繰り返しになりますが、人にはそれぞれの価値観がありますから、「女が大学出て、『自分の人生を充実させたい』だの言うのは生意気だ。 託児施設の充実なんぞを公に要求するな」「社会保障などというのは甘えだ。 税金や社会保障費を取られても、経済が活性化すれば、持っていかれた以上のリターンがあるだって? そんなの関係ねえ。 働きもせずに食っているやつが許せない」と考えるのも、また自由です。   けれども、「自分の考えが いかなる結末に結びつくのか」 「自分が一番実現したい価値は何で、その価値を実現するには、今自分が考えているやり方が本当に最善なのか。 ほかにはないのか」ということについては、しっかりと考えたり調べたりしておきたいものです。

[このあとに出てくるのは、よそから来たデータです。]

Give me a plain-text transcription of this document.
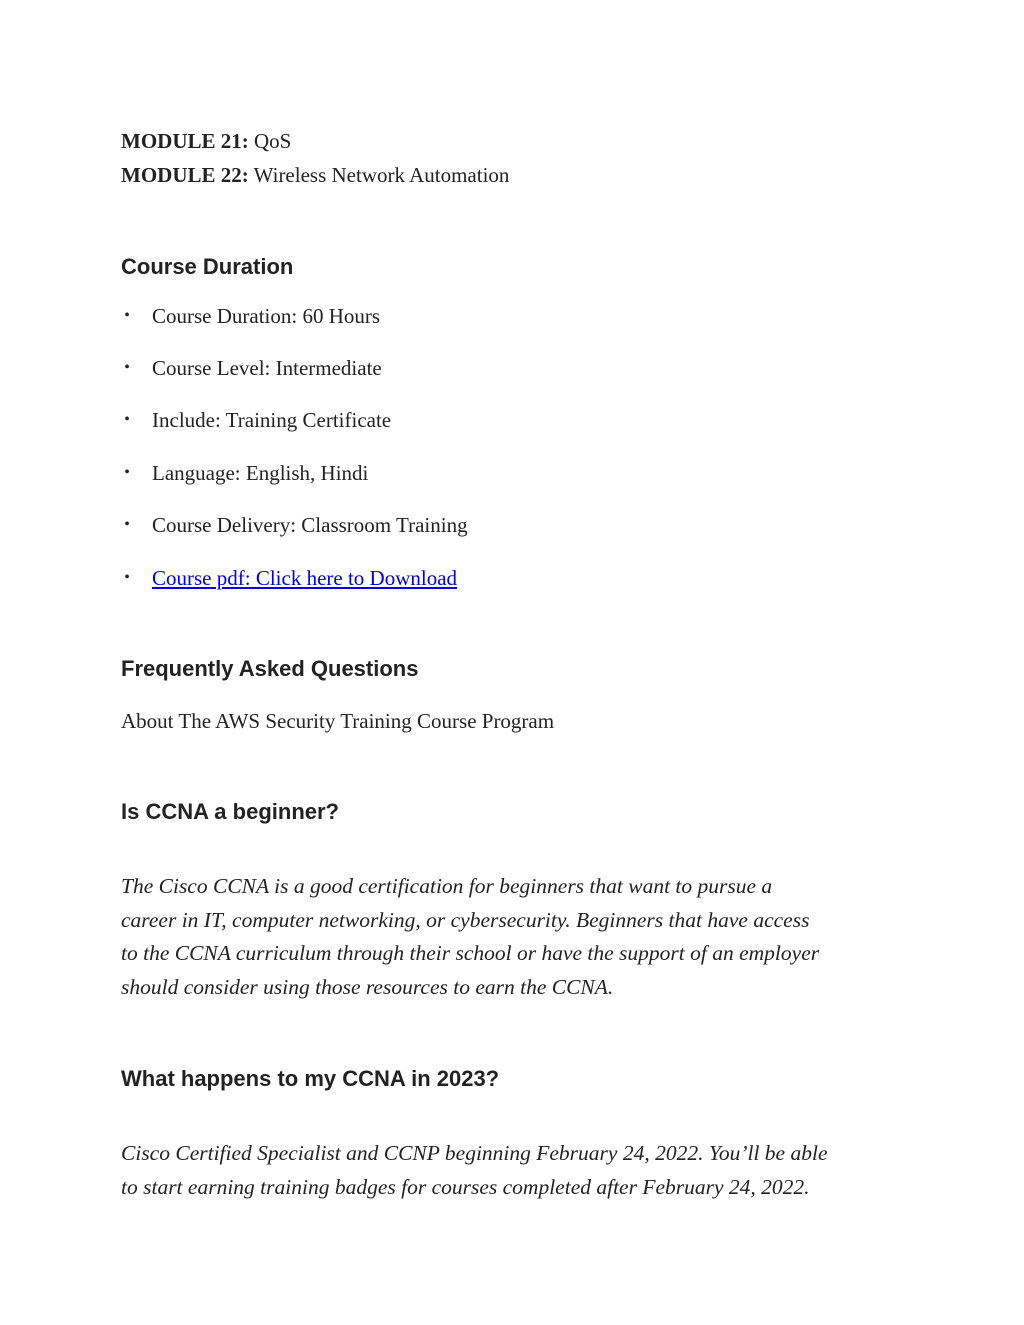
MODULE 21: QoS
MODULE 22: Wireless Network Automation
Course Duration
• Course Duration: 60 Hours
• Course Level: Intermediate
• Include: Training Certificate
• Language: English, Hindi
• Course Delivery: Classroom Training
• Course pdf: Click here to Download
Frequently Asked Questions
About The AWS Security Training Course Program
Is CCNA a beginner?
The Cisco CCNA is a good certification for beginners that want to pursue a
career in IT, computer networking, or cybersecurity. Beginners that have access
to the CCNA curriculum through their school or have the support of an employer
should consider using those resources to earn the CCNA.
What happens to my CCNA in 2023?
Cisco Certified Specialist and CCNP beginning February 24, 2022. You’ll be able
to start earning training badges for courses completed after February 24, 2022.
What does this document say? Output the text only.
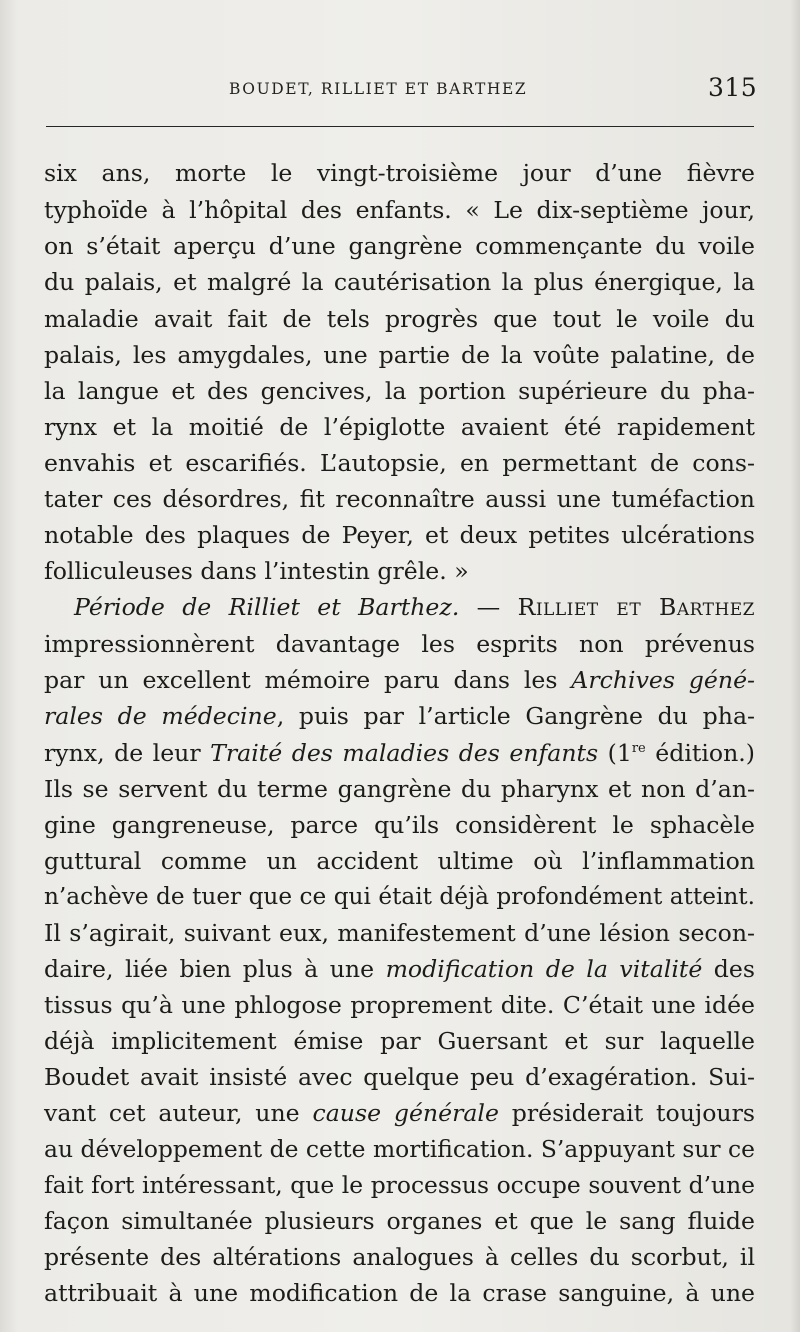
BOUDET, RILLIET ET BARTHEZ	315
six ans, morte le vingt-troisième jour d’une fièvre
typhoïde à l’hôpital des enfants. « Le dix-septième jour,
on s’était aperçu d’une gangrène commençante du voile
du palais, et malgré la cautérisation la plus énergique, la
maladie avait fait de tels progrès que tout le voile du
palais, les amygdales, une partie de la voûte palatine, de
la langue et des gencives, la portion supérieure du pha-
rynx et la moitié de l’épiglotte avaient été rapidement
envahis et escarifiés. L’autopsie, en permettant de cons-
tater ces désordres, fit reconnaître aussi une tuméfaction
notable des plaques de Peyer, et deux petites ulcérations
folliculeuses dans l’intestin grêle. »
Période de Rilliet et Barthez. — Rilliet et Barthez
impressionnèrent davantage les esprits non prévenus
par un excellent mémoire paru dans les Archives géné-
rales de médecine, puis par l’article Gangrène du pha-
rynx, de leur Traité des maladies des enfants (1re édition.)
Ils se servent du terme gangrène du pharynx et non d’an-
gine gangreneuse, parce qu’ils considèrent le sphacèle
guttural comme un accident ultime où l’inflammation
n’achève de tuer que ce qui était déjà profondément atteint.
Il s’agirait, suivant eux, manifestement d’une lésion secon-
daire, liée bien plus à une modification de la vitalité des
tissus qu’à une phlogose proprement dite. C’était une idée
déjà implicitement émise par Guersant et sur laquelle
Boudet avait insisté avec quelque peu d’exagération. Sui-
vant cet auteur, une cause générale présiderait toujours
au développement de cette mortification. S’appuyant sur ce
fait fort intéressant, que le processus occupe souvent d’une
façon simultanée plusieurs organes et que le sang fluide
présente des altérations analogues à celles du scorbut, il
attribuait à une modification de la crase sanguine, à une
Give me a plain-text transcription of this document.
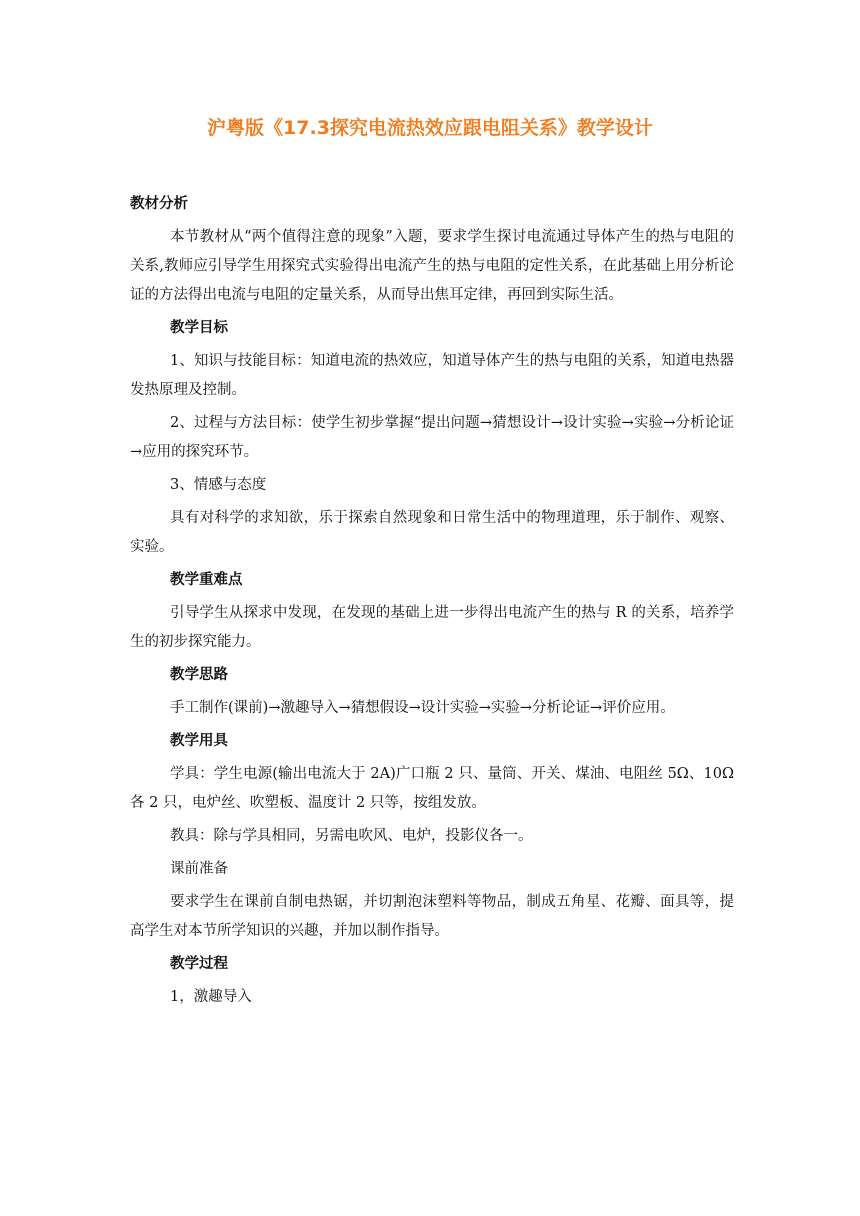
沪粤版《17.3探究电流热效应跟电阻关系》教学设计

教材分析

本节教材从“两个值得注意的现象”入题，要求学生探讨电流通过导体产生的热与电阻的关系,教师应引导学生用探究式实验得出电流产生的热与电阻的定性关系，在此基础上用分析论证的方法得出电流与电阻的定量关系，从而导出焦耳定律，再回到实际生活。

教学目标

1、知识与技能目标：知道电流的热效应，知道导体产生的热与电阻的关系，知道电热器发热原理及控制。

2、过程与方法目标：使学生初步掌握“提出问题→猜想设计→设计实验→实验→分析论证→应用的探究环节。

3、情感与态度

具有对科学的求知欲，乐于探索自然现象和日常生活中的物理道理，乐于制作、观察、实验。

教学重难点

引导学生从探求中发现，在发现的基础上进一步得出电流产生的热与 R 的关系，培养学生的初步探究能力。

教学思路

手工制作(课前)→激趣导入→猜想假设→设计实验→实验→分析论证→评价应用。

教学用具

学具：学生电源(输出电流大于 2A)广口瓶 2 只、量筒、开关、煤油、电阻丝 5Ω、10Ω各 2 只，电炉丝、吹塑板、温度计 2 只等，按组发放。

教具：除与学具相同，另需电吹风、电炉，投影仪各一。

课前准备

要求学生在课前自制电热锯，并切割泡沫塑料等物品，制成五角星、花瓣、面具等，提高学生对本节所学知识的兴趣，并加以制作指导。

教学过程

1，激趣导入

例えば、これは日本共産党なども提唱している方向性ですが、北欧諸国では 自民党流の政治とは対照的に、①労働者保護を手厚くし、②大手企業の下請け企業に対する不公正な要求を制限し、③社会保障を充実させ、④自然環境に目配りした政策を行い、⑤家庭を大切にしながらも、次世代の担い手を育てるのは公的な責任でもある、との立場で家族政策に取り組み・・・、という指向性で政治を進め、結果として経済的にも成功して、世界でも最も豊かな諸国のグループに入っています。   もっとも、付加価値税(日本でいう消費税)が高いとか、海外から流入している労働者を安く使っているとかいうような側面もあるわけで、完全に理想的な社会、と評するわけにはいきません。


が、「この道しかない」などと単純に決め付けるのではなく、「別の道もあるのではないか」と余裕を持って考えることは、大切ではないでしょうか。